Our day off continued into Stanley Park, a place known for its lush green and scenic drive. We drove in and ended up at Prospect Point, a traditionally picturesque point that boasts the best view of the Lion’s Gate Bridge, among other things. The entire crew went down and snapped pictures, and I came away with a particularly satisfying shot of my bandmate Jonny, his face being slashed by the lens flare of the Sun 660’s plastic meniscus lens.
Reviewing my shots on the way back south from Canada, my faith had begun to be restored. I’d finally started to become comfortable with the Polaroid Sun 660 and was starting to understand the film’s limitations. Even the shots from the beginning of the tour, the ones that I’d originally thought a waste, started to bring the nostalgia so critical to Polaroid Originals marketing department.
The days rolled on and we played our way through the smaller towns of Bellingham and Olympia in Washington, this time making the most of any chance to savor the quiet moments before jumping into the nightly chaos of the show. It was precisely in these moments where the Sun 660 came into its own. I started to choose my subjects more carefully, and only take pictures of things, places, and people I really wanted to remember. I could’ve accomplished that just as well with any other camera, but there was something more rewarding about doing it with a Polaroid.
Just as I started to get into the swing of things, I found myself back home in Los Angeles. Exhausted and tired from three straight days of shows stretching from Oregon down to the central coast of California, I hauled all of my belongings back into the familiar confines of my home, and conked out.
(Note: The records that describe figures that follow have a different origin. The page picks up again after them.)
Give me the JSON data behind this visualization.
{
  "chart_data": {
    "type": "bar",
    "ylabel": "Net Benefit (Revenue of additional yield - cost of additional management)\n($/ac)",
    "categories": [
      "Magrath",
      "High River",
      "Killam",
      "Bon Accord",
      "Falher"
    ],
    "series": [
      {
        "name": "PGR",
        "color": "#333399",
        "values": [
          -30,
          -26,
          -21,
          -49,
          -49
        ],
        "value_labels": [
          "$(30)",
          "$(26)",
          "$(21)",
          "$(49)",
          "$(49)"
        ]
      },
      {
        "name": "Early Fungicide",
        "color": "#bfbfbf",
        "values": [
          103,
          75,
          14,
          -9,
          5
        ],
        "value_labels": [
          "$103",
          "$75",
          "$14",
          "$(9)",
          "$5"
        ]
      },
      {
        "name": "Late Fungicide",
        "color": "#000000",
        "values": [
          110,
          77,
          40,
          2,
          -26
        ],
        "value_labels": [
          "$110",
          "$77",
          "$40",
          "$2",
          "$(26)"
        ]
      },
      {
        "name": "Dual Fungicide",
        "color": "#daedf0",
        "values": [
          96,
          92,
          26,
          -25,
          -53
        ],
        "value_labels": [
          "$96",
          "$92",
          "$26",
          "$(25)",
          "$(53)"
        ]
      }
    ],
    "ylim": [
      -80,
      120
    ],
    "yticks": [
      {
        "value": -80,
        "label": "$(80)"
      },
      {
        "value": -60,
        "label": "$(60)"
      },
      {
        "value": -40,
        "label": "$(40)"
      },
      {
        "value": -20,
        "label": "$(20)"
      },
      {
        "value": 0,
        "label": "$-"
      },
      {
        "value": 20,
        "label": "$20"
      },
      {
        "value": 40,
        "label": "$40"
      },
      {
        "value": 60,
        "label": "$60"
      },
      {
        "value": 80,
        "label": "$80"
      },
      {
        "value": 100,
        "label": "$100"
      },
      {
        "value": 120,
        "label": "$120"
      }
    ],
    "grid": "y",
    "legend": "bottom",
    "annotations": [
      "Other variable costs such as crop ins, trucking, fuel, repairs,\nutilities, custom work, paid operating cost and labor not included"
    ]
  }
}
The morning after a tour, no matter how long or short, is a tough one. It’s difficult to unpack your bags, reorganize your things, and realize that your life probably won’t feel as interesting as it was just a day before. The post-tour blues started to hit me pretty hard until I opened up my camera bag and found all of the trip’s Polaroids strewn about the bottom, with that familiar Sun 660 sitting atop the heap.
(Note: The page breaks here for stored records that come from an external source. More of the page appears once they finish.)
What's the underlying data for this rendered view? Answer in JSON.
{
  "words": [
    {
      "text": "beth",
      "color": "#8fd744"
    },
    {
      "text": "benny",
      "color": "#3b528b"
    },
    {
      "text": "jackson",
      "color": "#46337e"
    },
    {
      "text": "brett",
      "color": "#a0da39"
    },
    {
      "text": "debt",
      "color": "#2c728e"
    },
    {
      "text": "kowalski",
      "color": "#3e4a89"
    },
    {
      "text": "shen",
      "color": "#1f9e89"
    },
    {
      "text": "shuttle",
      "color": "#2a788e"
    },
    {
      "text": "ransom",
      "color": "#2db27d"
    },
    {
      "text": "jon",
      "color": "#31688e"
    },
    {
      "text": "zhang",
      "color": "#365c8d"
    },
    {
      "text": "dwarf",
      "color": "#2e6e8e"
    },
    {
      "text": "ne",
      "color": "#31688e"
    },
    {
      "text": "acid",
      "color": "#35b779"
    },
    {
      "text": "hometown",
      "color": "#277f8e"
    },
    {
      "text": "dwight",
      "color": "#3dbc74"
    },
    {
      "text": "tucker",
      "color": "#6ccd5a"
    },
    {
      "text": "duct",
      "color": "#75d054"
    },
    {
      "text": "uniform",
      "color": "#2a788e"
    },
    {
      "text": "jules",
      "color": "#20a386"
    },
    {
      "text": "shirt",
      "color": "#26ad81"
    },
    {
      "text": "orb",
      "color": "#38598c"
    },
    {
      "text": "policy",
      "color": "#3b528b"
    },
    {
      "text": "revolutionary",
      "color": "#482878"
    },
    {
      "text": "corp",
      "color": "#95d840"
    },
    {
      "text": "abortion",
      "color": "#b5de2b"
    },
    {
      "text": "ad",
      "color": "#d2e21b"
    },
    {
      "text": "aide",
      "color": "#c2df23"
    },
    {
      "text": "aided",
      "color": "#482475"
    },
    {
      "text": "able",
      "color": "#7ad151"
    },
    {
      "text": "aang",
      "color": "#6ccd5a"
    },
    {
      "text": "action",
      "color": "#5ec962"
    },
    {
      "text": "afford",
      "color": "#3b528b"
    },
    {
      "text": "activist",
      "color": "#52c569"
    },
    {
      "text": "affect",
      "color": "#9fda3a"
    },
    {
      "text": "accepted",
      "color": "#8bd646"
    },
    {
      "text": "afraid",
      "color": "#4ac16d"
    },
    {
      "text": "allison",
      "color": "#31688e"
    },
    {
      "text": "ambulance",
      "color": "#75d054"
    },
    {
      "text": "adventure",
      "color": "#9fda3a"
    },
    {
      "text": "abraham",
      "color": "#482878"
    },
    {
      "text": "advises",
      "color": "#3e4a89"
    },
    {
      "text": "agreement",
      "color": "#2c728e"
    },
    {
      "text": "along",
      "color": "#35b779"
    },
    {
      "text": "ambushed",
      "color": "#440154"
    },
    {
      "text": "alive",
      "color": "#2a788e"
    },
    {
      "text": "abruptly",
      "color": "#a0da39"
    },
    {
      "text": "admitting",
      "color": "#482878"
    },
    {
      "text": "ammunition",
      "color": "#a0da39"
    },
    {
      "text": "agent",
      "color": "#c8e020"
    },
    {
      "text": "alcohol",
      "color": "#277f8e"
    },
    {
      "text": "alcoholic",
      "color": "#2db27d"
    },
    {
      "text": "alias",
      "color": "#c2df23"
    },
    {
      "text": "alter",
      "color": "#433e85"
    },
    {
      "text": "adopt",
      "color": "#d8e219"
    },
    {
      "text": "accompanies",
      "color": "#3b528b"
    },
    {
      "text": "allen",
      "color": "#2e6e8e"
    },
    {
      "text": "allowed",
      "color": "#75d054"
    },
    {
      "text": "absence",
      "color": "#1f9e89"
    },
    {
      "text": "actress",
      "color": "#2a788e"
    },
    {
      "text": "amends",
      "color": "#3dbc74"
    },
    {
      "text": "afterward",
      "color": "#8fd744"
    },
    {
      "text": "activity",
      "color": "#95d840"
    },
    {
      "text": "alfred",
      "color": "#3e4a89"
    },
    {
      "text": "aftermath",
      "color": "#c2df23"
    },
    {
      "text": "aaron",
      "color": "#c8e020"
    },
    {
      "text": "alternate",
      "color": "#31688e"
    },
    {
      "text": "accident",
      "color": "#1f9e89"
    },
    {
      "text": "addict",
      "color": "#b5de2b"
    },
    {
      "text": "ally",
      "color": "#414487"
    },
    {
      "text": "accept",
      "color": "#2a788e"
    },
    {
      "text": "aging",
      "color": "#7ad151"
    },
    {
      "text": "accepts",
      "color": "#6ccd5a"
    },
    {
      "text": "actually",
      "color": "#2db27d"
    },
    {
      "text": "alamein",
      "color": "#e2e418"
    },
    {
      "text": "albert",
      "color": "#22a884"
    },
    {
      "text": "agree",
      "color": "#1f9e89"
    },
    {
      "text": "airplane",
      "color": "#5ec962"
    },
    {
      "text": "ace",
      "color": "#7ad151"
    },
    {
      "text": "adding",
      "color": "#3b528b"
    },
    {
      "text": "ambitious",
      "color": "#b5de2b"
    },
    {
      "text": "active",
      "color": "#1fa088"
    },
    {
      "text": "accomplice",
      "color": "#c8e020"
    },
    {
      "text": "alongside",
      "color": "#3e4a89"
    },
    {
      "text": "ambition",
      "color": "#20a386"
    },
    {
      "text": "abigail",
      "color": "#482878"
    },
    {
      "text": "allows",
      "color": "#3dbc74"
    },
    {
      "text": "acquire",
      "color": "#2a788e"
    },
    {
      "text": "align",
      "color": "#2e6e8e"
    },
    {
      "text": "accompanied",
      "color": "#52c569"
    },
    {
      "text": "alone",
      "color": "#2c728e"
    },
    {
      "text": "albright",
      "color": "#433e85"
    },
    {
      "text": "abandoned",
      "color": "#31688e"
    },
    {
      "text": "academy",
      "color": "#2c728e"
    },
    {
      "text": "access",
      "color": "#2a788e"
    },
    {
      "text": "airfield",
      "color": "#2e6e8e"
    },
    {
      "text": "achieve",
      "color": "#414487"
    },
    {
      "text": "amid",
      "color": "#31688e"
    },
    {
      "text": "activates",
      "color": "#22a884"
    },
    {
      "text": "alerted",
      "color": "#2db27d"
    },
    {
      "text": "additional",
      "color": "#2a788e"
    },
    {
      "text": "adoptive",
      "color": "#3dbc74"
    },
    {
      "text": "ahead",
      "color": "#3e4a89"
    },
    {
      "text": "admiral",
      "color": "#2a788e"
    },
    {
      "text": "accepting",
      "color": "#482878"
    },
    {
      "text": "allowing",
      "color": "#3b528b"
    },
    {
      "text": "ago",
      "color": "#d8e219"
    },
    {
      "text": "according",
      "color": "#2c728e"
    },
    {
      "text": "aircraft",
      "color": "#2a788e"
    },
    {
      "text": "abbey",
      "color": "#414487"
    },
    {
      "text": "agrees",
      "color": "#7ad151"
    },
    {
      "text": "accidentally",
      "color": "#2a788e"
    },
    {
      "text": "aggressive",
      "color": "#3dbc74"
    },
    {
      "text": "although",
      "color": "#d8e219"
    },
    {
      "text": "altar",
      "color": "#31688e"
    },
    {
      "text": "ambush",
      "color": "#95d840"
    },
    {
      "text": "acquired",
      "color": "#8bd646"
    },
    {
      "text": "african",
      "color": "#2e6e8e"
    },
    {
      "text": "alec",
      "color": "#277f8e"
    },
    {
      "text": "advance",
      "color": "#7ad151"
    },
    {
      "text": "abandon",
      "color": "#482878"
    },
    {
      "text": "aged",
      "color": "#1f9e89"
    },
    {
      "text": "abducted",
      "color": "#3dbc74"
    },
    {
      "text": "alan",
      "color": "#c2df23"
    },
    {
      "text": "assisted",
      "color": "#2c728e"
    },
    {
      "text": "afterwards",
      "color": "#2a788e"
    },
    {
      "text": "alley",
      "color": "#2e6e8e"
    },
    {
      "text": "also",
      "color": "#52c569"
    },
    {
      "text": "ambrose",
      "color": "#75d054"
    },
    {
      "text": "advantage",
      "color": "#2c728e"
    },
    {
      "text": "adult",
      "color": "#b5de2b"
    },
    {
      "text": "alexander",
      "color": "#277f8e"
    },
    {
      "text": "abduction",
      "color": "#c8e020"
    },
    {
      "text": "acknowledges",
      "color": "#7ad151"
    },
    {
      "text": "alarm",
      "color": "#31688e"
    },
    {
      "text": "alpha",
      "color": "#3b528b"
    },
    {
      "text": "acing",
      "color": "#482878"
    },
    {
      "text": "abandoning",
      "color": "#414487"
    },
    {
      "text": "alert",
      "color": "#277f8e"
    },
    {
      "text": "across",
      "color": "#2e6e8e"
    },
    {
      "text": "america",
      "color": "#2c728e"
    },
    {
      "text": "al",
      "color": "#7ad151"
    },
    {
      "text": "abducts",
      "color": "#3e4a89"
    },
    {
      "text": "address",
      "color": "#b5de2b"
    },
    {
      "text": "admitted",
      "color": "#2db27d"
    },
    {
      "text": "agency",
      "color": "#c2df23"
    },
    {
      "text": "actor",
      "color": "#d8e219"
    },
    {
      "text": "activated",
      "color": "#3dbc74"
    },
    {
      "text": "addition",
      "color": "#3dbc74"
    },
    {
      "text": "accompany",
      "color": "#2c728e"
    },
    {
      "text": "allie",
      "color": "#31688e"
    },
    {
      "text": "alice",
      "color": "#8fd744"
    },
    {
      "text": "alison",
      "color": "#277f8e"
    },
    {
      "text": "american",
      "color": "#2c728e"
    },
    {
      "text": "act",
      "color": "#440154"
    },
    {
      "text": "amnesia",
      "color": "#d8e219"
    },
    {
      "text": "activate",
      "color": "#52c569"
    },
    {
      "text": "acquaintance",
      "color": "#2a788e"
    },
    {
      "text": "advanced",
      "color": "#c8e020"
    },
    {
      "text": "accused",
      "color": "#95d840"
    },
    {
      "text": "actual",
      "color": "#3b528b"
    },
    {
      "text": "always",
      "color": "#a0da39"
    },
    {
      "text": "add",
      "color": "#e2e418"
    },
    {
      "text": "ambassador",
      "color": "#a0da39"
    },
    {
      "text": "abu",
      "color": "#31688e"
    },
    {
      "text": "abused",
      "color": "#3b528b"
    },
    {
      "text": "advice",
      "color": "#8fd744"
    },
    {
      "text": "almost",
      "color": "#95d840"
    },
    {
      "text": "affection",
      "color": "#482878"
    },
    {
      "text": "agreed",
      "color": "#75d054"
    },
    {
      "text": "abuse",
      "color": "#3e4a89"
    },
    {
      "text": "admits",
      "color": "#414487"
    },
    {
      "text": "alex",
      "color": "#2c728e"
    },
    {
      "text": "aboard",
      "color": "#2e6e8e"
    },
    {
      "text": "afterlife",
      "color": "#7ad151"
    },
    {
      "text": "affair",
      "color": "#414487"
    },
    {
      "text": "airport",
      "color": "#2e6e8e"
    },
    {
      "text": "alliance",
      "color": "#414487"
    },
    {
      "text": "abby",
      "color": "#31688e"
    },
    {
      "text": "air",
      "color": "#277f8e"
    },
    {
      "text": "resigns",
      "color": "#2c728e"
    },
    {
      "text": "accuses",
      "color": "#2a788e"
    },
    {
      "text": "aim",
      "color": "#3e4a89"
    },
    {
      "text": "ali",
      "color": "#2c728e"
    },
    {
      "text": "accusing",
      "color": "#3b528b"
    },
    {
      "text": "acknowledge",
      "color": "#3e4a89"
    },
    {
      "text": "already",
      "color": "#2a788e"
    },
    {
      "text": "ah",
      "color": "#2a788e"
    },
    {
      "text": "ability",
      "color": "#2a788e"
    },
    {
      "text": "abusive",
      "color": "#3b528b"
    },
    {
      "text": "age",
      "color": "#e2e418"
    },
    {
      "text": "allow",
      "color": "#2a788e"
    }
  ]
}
I stopped unpacking and flipped through each one, recalling with vivid clarity each day of the tour. I remembered the rock skipping contest and impromptu band photoshoot in Olympia, the huge logs of fallen redwoods in Humboldt County, even the church in Seattle where I dodged a bumbling tweaker after a particularly rough show. And every single one of those memories came bordered by those familiar white frames of my childhood, only this time, I was the one that had shot them. Childhood dream, fulfilled.
But the question still remains – is Polaroid really back? After living with one for a week and a half I can say that it is, and it isn’t. On a technical level, Polaroid’s probably not going to come back. We may never be able to relive the days of Polaroid’s amazingly vivid color film, the two-minute image development time, or the widespread availability of such film. Even so, the images from Polaroid Originals film and the Sun 660, though technically inferior, still evoke the pure nostalgia of old-school Polaroid. The romance of making memories with a genuine Polaroid is still there, even if it isn’t quite the same these days.
While looking back at the images from the tour and wishing it could happen all over again, I realized something very important about touring, about Polaroid, and about life itself. We may not be able to relive the glory days, but at least we can look back and realize how lucky we were to have lived them at all.